Nimmt man weitere Länder in den Blick, wie das bereits erwähnte Venezuela, das um Frieden und Demokratisierung ringende Kolumbien oder Brasilien unter dem rechtsextremen Präsidenten Jair Bolsonaro (siehe Seite 4), dessen Vorvorgänger und Kontrahent Luiz Inácio »Lula« da Silva vor kurzem auf Anordnung des Obersten Gerichts aus dem Gefängnis entlassen wurde, wird das Bild noch unklarer. In Peru liefern sich der Präsident und die Legislative einen Machtkampf, zugleich findet in Argentinien, das in ­einer schweren Wirtschaftskrise steckt, eine demokratische Amtsübergabe ­eines rechten an einen linken Präsidenten statt.

Jüngst sah es so aus, als fände die Zeit linker Regierungen, die um die Jahrtausendwende begonnen hatte, ein Ende. In Mexiko und Argentinien regieren jedoch bereits beziehungsweise bald Linke, in Venezuela klammern sie sich gewaltsam an die Macht; wie es in Bolivien und Chile weitergeht, kann derzeit niemand vorhersagen. 

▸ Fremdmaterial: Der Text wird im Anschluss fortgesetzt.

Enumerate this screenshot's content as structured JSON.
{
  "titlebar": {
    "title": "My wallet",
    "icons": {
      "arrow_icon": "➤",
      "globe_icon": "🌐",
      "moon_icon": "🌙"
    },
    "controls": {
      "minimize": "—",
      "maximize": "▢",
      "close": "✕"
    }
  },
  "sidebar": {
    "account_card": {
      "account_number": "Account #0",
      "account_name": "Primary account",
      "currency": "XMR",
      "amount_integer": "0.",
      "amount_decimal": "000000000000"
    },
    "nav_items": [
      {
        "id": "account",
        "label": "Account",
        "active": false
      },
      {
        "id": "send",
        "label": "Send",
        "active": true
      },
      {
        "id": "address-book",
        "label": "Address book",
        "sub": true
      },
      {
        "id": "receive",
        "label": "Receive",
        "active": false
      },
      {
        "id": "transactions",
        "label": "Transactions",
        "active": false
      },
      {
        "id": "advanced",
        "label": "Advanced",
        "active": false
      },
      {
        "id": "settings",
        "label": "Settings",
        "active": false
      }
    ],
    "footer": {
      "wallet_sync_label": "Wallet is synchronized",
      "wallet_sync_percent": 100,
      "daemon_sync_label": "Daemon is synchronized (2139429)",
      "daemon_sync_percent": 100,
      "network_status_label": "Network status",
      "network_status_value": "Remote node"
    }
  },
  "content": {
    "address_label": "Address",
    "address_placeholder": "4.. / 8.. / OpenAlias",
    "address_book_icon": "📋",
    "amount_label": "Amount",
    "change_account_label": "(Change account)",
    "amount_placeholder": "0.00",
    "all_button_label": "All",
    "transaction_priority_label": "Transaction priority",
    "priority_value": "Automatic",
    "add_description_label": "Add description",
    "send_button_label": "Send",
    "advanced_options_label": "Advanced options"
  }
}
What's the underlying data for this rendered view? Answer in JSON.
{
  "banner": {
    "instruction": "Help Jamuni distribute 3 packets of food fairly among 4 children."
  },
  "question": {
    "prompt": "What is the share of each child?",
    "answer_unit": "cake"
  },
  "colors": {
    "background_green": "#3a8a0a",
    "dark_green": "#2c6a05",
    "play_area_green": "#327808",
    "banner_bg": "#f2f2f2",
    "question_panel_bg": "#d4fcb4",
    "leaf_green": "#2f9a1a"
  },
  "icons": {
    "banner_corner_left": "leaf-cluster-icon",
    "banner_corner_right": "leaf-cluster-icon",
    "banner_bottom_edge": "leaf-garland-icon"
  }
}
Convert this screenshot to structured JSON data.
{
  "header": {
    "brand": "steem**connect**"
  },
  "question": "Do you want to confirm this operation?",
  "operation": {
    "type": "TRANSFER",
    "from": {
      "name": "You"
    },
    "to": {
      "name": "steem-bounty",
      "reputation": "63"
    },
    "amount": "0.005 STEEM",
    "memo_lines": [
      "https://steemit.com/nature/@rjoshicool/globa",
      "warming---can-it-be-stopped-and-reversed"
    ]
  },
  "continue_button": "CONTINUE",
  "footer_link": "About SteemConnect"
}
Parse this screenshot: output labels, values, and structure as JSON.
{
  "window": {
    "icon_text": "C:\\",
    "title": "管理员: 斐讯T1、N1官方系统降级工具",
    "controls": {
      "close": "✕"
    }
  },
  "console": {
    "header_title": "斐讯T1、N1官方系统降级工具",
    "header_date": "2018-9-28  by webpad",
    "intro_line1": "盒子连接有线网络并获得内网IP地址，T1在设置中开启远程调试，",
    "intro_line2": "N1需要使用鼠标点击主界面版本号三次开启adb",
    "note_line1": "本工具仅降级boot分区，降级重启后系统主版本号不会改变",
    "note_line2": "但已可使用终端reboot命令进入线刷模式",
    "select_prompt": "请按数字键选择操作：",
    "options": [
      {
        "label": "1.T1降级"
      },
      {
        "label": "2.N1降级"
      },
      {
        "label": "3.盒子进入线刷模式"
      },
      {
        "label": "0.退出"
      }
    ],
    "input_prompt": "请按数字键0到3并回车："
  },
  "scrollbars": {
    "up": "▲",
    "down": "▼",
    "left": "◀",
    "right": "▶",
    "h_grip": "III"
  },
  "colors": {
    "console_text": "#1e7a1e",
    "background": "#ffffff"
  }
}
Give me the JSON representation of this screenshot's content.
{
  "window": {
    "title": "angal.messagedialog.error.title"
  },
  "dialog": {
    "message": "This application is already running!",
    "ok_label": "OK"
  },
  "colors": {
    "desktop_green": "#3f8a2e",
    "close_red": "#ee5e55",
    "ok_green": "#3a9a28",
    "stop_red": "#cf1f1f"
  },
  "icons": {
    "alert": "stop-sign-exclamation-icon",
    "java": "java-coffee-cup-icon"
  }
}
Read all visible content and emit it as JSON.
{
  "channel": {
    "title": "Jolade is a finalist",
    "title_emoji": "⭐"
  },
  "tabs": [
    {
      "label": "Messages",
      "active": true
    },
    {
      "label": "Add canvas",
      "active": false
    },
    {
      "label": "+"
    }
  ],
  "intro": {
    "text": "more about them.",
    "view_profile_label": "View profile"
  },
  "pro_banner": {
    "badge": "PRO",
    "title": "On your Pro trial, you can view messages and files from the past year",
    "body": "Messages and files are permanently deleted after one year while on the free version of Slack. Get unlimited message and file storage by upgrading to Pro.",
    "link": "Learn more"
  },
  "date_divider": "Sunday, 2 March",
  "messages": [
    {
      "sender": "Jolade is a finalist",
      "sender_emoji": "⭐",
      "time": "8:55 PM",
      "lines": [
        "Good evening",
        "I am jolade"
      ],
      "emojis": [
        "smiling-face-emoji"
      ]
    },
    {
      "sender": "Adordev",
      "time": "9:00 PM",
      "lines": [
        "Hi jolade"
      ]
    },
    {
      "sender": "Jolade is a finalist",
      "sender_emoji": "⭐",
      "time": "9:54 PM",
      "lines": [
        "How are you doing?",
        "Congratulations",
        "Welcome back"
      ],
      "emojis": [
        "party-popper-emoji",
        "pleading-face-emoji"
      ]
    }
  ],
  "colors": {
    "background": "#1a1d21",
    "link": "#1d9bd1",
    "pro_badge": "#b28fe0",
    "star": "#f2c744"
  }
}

Den Staaten Brasilien und Argentinien, die als Wirtschaftsraum auch politisches Gewicht hatten, steht eine schwierige Zusammenarbeit bevor. Bolsonaro hat bereits angekündigt, er habe keine Skrupel, den gemeinsamen Wirtschaftsbund Mercosur zu verlassen, wenn er seiner Politik entgegenstehen sollte. Alberto Fernández, der am 10. Dezember in Buenos Aires das Präsidentenamt übernehmen soll, flog nach seinem Wahlsieg zuerst nach Mexiko. Der dort regierende Andrés Manuel López Obrador hat unterdessen dem zurückgetretenen Evo Morales Zuflucht gewährt und wird eher zu den linken Staatsoberhäuptern gerechnet (siehe Seite 5).